Коридор, ведущий к домовой церкви, оказался длиннее, чем можно было предположить по размерам самого здания, — или, может быть, дело было в том, что шаг у тела, которым я теперь распоряжался, оказался заметно короче, чем требовалось, чтобы поспевать за уверенной поступью гувернантки. Я то и дело сбивался, то замедляясь и почти натыкаясь на Константина, идущего впереди, то, наоборот, ускоряясь настолько, что задевал плечом дверные косяки, рассчитанные явно не на мой нынешний рост, — маленькая, но обидная неувязка между ожидаемой и действительной высотой собственной макушки, из-за которой я за эти десять минут пути стукнулся о притолоку дважды, оба раза с одинаково глупым, детским восклицанием, за которое тут же становилось неловко.
По пути навстречу попадались люди — какой-то чиновник в форменном кафтане, поспешно прижавшийся к стене и склонивший голову, две девушки с корзиной свежевыглаженного белья, замершие в поклоне ровно на то время, пока мы проходили мимо, лакей с подносом, балансирующий у самого угла с ловкостью человека, для которого это давно стало таким же привычным делом, как дышать. Каждый из них смотрел на меня — то есть на тело, в котором я находился, — с тем особым, чуть подобострастным вниманием, каким обычно смотрят не на человека, а на должность, и я впервые за этот бесконечно длинный вечер по-настоящему ощутил вес того, чем это тело, оказывается, уже являлось для десятков людей задолго до моего появления в нём.
Домовая церковь встретила густым, тёплым сумраком, разбавленным дрожащим светом множества свечей — я невольно скользнул по ним взглядом, безуспешно пытаясь сосчитать, сколько именно горит перед образами, но освещение было слишком неровным, а мысль слишком мелкой, чтобы удерживать её дольше секунды, — и запахом ладана, густым, сладковатым, ни на что прежде не похожим, хотя что-то во мне узнавало его безошибочно, как узнают вкус, которого не пробовали много лет, но не забыли ни на день. Служба тянулась долго — куда дольше, чем позволяло терпение десятилетнего тела, вынужденного стоять неподвижно на протяжении часа с лишним, — и где-то на середине я поймал себя на том, что впервые за вечер не паникую и не притворяюсь, а просто существую: слушаю нестройное, тягучее пение хора, чувствую, как ноют непривычные к долгому стоянию колени, разглядываю позолоту оклада перед собой и медленно, по капле, пытаюсь свыкнуться с мыслью, что весь этот вечер, при всей его немыслимости, кажется, никуда не денется сам собой, стоит только зажмуриться покрепче.

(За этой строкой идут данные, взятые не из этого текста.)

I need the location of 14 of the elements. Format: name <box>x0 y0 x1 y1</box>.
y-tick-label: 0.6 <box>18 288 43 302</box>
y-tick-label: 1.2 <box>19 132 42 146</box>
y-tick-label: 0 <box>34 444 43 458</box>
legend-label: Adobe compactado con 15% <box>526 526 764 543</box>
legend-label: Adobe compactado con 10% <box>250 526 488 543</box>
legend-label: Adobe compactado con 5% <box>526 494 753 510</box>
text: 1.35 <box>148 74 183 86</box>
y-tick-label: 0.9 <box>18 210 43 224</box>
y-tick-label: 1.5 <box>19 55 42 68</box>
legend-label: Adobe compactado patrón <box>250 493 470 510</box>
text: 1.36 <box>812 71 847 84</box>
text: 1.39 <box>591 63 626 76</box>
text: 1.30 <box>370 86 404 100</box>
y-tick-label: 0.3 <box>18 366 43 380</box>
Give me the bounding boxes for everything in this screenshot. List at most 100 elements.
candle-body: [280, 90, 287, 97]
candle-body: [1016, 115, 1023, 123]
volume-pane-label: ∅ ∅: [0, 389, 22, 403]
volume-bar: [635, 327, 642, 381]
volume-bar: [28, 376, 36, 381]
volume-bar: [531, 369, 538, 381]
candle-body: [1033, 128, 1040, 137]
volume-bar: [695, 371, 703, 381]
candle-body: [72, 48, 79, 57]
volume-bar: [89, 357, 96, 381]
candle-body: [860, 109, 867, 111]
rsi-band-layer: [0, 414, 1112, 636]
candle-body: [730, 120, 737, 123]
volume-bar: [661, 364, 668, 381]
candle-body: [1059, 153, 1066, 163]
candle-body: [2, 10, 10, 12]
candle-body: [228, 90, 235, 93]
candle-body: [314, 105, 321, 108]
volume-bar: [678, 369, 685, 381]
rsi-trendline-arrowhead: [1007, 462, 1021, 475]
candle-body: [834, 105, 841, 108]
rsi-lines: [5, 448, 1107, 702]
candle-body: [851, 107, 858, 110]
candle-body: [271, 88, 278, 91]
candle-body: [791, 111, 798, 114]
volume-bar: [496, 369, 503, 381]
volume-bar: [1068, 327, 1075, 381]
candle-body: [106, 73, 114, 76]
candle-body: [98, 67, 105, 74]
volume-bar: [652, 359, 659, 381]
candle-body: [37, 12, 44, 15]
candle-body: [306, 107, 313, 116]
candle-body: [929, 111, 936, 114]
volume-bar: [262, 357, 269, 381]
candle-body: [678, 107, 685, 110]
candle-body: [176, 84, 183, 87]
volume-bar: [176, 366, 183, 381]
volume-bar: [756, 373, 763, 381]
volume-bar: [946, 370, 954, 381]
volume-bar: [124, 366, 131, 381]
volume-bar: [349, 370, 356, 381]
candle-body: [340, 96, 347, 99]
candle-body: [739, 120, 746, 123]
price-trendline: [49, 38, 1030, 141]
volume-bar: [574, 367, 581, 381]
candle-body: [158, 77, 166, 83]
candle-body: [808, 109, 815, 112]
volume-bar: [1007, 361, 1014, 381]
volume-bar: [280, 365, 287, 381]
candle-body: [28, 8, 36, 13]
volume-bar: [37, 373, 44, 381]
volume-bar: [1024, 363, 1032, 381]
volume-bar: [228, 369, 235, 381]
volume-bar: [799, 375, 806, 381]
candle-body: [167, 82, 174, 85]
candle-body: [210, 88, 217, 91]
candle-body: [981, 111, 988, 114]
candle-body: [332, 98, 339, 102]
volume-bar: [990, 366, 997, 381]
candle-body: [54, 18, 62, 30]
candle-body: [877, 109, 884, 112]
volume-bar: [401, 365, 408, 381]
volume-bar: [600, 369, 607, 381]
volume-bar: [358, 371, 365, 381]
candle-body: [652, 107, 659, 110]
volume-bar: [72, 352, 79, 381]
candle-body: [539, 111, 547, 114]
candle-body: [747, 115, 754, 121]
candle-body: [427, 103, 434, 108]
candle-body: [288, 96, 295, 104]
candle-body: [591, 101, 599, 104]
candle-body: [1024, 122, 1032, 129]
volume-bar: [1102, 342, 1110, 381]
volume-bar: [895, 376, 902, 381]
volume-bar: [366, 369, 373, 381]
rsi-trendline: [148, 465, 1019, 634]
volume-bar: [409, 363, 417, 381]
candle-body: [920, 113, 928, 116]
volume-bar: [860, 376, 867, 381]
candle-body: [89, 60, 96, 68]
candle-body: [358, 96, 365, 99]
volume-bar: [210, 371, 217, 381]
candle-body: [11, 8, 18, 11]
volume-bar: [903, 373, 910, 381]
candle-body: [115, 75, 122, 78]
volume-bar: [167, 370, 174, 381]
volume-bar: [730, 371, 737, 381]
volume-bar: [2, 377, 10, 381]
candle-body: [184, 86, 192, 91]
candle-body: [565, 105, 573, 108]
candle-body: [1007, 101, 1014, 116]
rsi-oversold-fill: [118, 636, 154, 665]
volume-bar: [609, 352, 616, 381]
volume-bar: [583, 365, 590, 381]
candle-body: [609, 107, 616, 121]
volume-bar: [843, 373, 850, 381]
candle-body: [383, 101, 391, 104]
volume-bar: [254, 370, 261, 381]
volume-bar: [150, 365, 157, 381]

Где-то за спиной, среди немногочисленных придворных, допущенных на семейную службу, я расслышал сдержанный шёпот — кто-то делился с соседом впечатлением от внезапного появления государыни, кто-то, судя по интонации, просто пересказывал последние сплетни, не слишком заботясь о приличиях места. Голоса сливались с потрескиванием свечей и негромким скрипом половиц под чьими-то переступающими ногами в единый, убаюкивающий гул, в котором мысли, как ни странно, думались легче, чем в полной тишине.
Константин рядом со мной ёрзал, тяжело вздыхал и один раз тихо, одними губами, пожаловался, что ноги затекли, — и эта совершенно земная, детская жалоба почему-то согрела больше, чем всё торжественное убранство церкви вместе взятое.
После службы, пока нас вели через анфиладу комнат к малой столовой, где, судя по доносившимся запахам, уже накрывали к ужину, я снова услышал знакомую по вечеру интонацию — двое взрослых разговаривали негромко, но не настолько тихо, чтобы уши, которые, как выяснилось, слышали значительно лучше моих прежних, не разобрали каждое слово.
— ...шесть возов дров записано за прошлую неделю, Николай Иванович, а на дровяном дворе от силы на четыре встало, я сам мерил, — говорил один голос, принадлежавший, судя по всему, эконому или кому-то из хозяйственной челяди.
— Мало ли что вы там мерили, — отвечал второй, суше и увереннее, с интонацией человека, привыкшего, что последнее слово в разговоре остаётся за ним. — Может, два воза на кухню сразу пошли, минуя двор, дело обычное. Не будем же мы из-за пары поленьев дознание разводить.
— Так поленница-то не сходится что при кухне, что при дворе, я вам об этом и толкую третий день, а меня всё отмахивают, — не сдавался первый, понижая голос ещё сильнее, будто спохватившись, что говорит слишком громко в присутствии не тех ушей.
— Вот и продолжайте толковать эконому, а не мне, — отрезал Николай Иванович тоном, не оставлявшим сомнений, что разговор для него окончен. — У меня дел поважнее вашей поленницы.